A popular soca song by Kerwin DuBois, sung in 2024, heeds an important warning to couples and families, intoning that “there’s life after fete, don’t forget, you must come back home.” Angela and Lennox underscore DuBois’ lyrics, issuing a special reminder to couples during what can be a tenuous season in a relationship. Lennox encourages young couples to remember that “there will be an Ash Wednesday, and Carnival will be over–so don’t do anything you will regret.”
‘Finding things to do together and enjoy’
As Carnival lovers, and self-proclaimed “Minshallites”, Lennox and Angela remember many Carnivals and many years as masqueraders together. “We do everything together,” Angela remarks, “enjoying each other’s company,” as they are not only a married couple, but remain best friends, always finding things to do together and enjoy.

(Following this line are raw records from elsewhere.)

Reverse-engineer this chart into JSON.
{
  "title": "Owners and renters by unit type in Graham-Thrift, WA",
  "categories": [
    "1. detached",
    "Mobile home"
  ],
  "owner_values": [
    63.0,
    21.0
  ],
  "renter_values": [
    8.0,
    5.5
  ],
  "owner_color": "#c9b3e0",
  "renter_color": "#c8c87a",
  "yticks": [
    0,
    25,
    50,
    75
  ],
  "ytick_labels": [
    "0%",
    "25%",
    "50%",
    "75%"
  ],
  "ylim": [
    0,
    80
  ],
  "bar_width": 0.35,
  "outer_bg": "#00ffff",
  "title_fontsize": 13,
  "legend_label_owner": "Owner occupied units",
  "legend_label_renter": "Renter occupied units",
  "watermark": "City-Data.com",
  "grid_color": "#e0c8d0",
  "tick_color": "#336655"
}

Now with six grandchildren and two great-grandchildren, this couple remains deliriously in love, faithfully devoted to one another, and have spent their now-childless years travelling the world. From trips throughout the Caribbean to seeing mountains of ice in Alaska, to cruising the Mediterranean Sea, Angela and Lennox are reaping the ripe fruits of a seed planted many years ago, nourished with love, dedication and faith.
Urging young couples to “make God the glue in your marriage,” they also credit open and clear communication, and acknowledging that one or the other is not always right, to the success of their 43 years and counting of marriage.
Their Valentine’s Day plan on Wednesday remains the same, to spend the day as they do any other, consciously choosing each other in this lifetime and the next.